My impression is that the medieval literature looks much the same: a few scattered passages that, if you squint hard enough, might be PTSD set against a vast backdrop of nothing in a society where literature was dominated by the war-fighting class. More examples than in the classical corpus (but then the medieval corpus is much larger; oddly, the examples I’ve seen all seem to concern crusading particularly), but nothing close to what we would expect given a literary tradition absolutely dominated by military aristocrats and their (often clerical) families. I call this my impression, because the medieval corpus is both much larger and I have read much less of it; but if there is a hidden reservoir of accounts showing clear symptoms of PTSD, I have not found it yet. I was always struck that – despite the fact that monastic life was often a destination for medieval military aristocrats troubled by their life of violence – none of the monastic rules I have read (admittedly, not all of them), which often have guidelines for abbots to deal with difficult monks, have had anything about how to deal with the symptoms of PTSD.

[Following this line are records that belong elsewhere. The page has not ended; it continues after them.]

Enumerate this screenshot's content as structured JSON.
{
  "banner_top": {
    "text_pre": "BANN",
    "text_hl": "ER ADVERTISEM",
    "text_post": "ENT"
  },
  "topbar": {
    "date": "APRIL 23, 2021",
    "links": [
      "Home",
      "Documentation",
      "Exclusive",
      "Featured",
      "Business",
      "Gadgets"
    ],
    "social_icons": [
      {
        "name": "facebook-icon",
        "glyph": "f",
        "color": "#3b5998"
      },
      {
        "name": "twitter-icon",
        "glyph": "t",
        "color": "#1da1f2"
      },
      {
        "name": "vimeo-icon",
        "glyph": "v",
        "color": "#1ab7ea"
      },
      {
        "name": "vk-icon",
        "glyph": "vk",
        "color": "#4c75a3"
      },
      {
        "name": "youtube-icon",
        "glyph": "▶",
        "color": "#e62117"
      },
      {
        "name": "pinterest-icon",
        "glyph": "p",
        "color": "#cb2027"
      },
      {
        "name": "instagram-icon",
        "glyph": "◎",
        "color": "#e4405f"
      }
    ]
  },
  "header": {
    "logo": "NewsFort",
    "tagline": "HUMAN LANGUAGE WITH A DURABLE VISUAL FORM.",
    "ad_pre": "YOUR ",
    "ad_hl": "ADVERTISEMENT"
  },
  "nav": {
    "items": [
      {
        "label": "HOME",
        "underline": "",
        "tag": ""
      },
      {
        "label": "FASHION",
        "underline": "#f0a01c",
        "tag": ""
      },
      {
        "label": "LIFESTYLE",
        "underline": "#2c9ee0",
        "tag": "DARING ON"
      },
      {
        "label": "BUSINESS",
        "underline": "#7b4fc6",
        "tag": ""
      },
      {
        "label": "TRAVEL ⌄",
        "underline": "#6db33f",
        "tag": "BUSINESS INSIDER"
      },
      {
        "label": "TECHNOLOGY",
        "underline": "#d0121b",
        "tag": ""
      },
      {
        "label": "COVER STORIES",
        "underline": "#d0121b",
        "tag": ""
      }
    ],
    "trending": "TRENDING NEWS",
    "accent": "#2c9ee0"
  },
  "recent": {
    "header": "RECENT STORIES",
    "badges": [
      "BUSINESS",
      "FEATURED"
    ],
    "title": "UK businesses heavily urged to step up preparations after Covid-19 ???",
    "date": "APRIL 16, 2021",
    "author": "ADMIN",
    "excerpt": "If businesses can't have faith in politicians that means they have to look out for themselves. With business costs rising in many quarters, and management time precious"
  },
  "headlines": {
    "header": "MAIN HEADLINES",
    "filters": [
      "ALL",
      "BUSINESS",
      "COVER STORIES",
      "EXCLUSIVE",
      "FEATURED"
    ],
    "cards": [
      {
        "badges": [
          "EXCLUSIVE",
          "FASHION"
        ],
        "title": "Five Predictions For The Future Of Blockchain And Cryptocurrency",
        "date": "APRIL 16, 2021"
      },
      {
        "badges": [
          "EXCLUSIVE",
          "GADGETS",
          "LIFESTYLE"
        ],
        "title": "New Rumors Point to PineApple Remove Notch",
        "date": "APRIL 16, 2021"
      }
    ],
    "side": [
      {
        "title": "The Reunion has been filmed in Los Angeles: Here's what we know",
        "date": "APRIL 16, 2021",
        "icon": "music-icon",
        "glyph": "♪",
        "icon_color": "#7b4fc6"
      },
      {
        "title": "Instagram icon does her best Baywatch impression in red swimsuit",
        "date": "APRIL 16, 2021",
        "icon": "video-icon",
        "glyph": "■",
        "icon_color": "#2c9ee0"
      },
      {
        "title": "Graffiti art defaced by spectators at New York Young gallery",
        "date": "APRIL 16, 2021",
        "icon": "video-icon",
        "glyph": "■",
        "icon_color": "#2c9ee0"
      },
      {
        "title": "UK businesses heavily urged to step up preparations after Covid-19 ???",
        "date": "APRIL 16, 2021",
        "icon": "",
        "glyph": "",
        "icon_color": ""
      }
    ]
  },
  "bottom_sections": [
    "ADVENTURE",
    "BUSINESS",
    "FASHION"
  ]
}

Now that’s not to say there isn’t grief at loss, mind you! The lamentations of defeat, the sorrow of losing a loved one (even in victory), the misery of war – that you find in the ancient texts in abundance. It occupies literary topoi, it is depicted in artwork, it gets entire tragedies to stretch out in, it is addressed by great big political speeches, it sits at the cornerstone of the Iliad‘s narrative (one reason, no doubt, that the Iliad remains a useful text for soldiers working through their experiences). But the persistent symptoms of PTSD, no. I haven’t been able to find one “flashback” or combat-memory related dissociative episode in ancient literature. You might argue that they simply weren’t recorded, but that strikes me as unlikely in societies where other forms of war-damage were so fiercely valorized and which would have often seen – as with Epizalos – such symptoms as divine omens. There should be dozens and dozens of them. These are societies with active medical literature, after all!
I think the evidence strongly suggests that ancient combatants did not experience PTSD as we do now. The problem is that the evidence of silence leads us with few tools with which to answer why. One answer might be that it existed and they do not tell us – because it was considered shameful or cowardly, perhaps. Except that they do tell us about other cowardly or shameful things. And the loss and damage of war – death, captivity, refugees, wounds, the lot of it – are prominent motifs in Greek, Roman and European Medieval literature. War is not uniformly white-washed in these texts – not every medieval writer is Bertran. We can’t rule out some lacuna in the tradition, but given just how many wails and moans of grief and loss there are in the corpus it seems profoundly unlikely. I think we have to assume that it isn’t in the sources because they did not experience it or at least did not recognize the experience of it.
Bret Devereaux, “Fireside Friday”, A Collection of Unmitigated Pedantry, 2020-04-24.